A few things:
a) A Variac as a stand-alone bench-tool is dangerously worse than useless. More on this later. As a bucking device to control high wallplate voltage, it has some few virtues. 'Few' chosen carefully.
b) A Variac follows the line voltage. So, if you set it to buck by 5V, you will get 120V @ 125V, 119V @ 124V and so forth. You describe your wallplate voltage varying from 114V to 122V, or abou 8 volts. If you want to buck by only 2V, you will be at 112V at the low point. So, keep an eye on it at the beginning of a listening session and adjust as-needed.
c) There are true RMS line conditioners. They are not cheap in a form as rugged as needed for tube audio equipment. But they are a permanent fix and handle both low and high wallplate voltage:
https://www.performanceaudio.com/item/furman-p-1800-ar-voltage-regulator-power-conditioner/15997/ is one. Bob is absolutely correct that a tube-rectifier device will not be happy with square-wave or triangle-wave power. Solid-state rectifier devices are a bit more resilient - but only a bit.
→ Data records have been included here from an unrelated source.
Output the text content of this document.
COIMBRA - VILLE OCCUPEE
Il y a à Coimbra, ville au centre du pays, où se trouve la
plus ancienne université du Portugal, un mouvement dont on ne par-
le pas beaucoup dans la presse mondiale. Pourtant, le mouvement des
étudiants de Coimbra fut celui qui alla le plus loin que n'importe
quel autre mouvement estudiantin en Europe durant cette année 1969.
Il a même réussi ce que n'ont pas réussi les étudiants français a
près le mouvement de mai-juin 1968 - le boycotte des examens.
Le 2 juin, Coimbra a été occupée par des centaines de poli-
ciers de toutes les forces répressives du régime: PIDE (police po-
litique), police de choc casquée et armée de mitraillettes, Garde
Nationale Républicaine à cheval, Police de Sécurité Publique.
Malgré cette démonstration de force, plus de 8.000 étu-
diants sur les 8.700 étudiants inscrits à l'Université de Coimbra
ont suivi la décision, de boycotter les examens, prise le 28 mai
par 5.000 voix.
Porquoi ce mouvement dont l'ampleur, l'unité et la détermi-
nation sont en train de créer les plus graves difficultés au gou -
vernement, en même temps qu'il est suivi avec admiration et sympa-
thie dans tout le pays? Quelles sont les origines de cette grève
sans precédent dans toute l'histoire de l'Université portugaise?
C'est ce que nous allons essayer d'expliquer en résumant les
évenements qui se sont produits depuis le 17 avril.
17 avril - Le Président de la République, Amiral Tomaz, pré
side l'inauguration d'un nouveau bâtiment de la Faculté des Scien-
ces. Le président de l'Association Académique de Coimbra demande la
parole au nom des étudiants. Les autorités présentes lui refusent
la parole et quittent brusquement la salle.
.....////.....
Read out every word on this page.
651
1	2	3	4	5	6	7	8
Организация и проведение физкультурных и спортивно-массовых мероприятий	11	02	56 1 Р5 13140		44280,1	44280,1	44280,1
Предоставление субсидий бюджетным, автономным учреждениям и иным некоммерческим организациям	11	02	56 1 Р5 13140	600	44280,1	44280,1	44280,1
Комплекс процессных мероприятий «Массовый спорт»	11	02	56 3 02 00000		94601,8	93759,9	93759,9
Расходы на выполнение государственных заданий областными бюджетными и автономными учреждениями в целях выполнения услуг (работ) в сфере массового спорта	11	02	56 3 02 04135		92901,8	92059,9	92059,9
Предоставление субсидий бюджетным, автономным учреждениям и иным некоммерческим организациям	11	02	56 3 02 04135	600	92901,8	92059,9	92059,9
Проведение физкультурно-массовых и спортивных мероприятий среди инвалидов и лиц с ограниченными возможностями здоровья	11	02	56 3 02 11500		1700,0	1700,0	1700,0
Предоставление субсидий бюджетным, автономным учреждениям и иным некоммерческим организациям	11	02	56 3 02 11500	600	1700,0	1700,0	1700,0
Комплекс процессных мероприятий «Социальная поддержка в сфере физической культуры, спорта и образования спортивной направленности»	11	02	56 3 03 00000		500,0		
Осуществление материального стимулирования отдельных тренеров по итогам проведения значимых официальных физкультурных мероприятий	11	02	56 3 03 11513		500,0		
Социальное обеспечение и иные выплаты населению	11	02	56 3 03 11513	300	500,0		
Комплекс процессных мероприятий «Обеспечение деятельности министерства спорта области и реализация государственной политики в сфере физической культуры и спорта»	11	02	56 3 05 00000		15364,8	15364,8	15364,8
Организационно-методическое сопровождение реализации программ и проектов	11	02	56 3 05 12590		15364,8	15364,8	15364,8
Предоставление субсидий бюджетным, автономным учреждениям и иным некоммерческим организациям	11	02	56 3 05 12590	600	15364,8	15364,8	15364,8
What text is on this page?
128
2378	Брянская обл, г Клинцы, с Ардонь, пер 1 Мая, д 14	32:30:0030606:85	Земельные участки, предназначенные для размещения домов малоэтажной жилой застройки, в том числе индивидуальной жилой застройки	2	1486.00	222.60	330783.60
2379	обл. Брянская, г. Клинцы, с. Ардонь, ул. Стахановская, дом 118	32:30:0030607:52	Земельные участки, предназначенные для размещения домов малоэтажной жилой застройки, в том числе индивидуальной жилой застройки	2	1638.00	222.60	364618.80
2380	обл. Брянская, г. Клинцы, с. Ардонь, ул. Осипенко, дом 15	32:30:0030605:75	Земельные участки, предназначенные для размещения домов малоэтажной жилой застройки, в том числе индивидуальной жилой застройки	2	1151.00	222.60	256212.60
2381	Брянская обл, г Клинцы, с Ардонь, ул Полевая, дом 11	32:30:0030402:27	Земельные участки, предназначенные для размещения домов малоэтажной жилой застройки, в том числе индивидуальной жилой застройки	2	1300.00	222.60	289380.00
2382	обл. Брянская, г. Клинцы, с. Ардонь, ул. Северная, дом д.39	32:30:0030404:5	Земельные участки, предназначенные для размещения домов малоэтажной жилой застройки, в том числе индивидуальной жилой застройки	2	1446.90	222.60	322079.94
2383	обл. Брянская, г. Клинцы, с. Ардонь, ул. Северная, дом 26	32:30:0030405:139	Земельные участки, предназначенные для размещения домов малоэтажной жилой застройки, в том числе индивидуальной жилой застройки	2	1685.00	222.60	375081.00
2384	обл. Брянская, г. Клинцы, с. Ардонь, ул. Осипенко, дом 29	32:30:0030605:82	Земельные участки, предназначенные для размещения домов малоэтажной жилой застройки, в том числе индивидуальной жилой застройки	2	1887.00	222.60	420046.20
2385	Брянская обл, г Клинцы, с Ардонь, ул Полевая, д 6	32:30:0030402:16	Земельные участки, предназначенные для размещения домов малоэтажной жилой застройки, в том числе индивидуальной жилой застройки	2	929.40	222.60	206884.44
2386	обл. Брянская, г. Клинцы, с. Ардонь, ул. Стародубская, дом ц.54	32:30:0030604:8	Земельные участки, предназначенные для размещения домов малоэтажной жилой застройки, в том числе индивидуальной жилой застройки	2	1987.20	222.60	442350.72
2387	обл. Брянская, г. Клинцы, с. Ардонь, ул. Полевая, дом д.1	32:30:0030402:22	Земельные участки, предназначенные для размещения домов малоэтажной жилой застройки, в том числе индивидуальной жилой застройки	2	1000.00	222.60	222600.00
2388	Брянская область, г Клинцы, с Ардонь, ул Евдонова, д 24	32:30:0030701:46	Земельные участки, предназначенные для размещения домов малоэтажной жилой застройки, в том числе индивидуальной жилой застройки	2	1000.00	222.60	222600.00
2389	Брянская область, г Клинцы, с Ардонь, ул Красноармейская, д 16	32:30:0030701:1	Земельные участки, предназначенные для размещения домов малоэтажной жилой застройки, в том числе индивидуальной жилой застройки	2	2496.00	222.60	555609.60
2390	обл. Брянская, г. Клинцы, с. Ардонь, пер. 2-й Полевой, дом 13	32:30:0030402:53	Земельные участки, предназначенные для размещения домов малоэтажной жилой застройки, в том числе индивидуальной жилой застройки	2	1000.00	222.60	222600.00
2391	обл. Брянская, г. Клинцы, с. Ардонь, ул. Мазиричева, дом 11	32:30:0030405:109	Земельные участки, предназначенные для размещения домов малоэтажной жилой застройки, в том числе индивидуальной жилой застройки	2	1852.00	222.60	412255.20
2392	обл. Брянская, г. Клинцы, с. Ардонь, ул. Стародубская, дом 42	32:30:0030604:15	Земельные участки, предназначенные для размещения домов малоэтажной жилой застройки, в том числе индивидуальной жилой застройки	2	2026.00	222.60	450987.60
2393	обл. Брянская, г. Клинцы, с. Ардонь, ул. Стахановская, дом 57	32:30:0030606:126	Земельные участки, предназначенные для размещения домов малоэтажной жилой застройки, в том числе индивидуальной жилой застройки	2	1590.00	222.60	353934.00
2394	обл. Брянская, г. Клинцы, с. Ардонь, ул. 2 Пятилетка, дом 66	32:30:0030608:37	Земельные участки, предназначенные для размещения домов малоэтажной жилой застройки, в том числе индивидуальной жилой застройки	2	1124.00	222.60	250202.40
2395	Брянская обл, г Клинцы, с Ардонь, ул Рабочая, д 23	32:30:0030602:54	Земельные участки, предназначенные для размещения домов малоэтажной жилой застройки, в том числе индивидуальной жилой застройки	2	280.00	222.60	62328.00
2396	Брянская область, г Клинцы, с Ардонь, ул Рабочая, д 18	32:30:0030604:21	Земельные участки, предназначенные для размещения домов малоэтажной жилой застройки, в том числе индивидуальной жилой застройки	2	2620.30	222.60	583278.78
d) Dangerously worse than useless: How many here have been told that equipment should be tested by "bringing it up slowly on a variac"? WRONG! If the unit has a tube rectifier, it will not see B+ until the rectifier passes current - at about 75% to 85% of full power. Not a soft start by any means. And if the Variac does not have current metering, a dead or partial short at 50V will do damage long before the unit under test starts to pass signal, or not. Bare Variacs are an excuse to let out the magic smoke, not much else. Even a dim-bulb tester that limits current will not disclose a say.... 10-watt error. Oops!
This goes back to my "Spend Da MONEY!" rant. if you want a bench Variac, go with one that has the proper meters. I keep this one:
http://www.byan-roper.org/steve/steve-at-play/antique-electronics-and-2/heathkit-ip-5220-variable.html Thanks again, Bryan!
But they were made by VIZ, RCA, and many others. And, if you wish to forego isolation (bad idea on a test bench unless you have a stand-alone isolation transformer), this may be done:
https://www.youtube.com/watch?v=2mrlha-uzro Nice ability to read fractions-of-watts.
We are blessed with pretty steady 118V at home. So I don't need bucking. Others are not so lucky.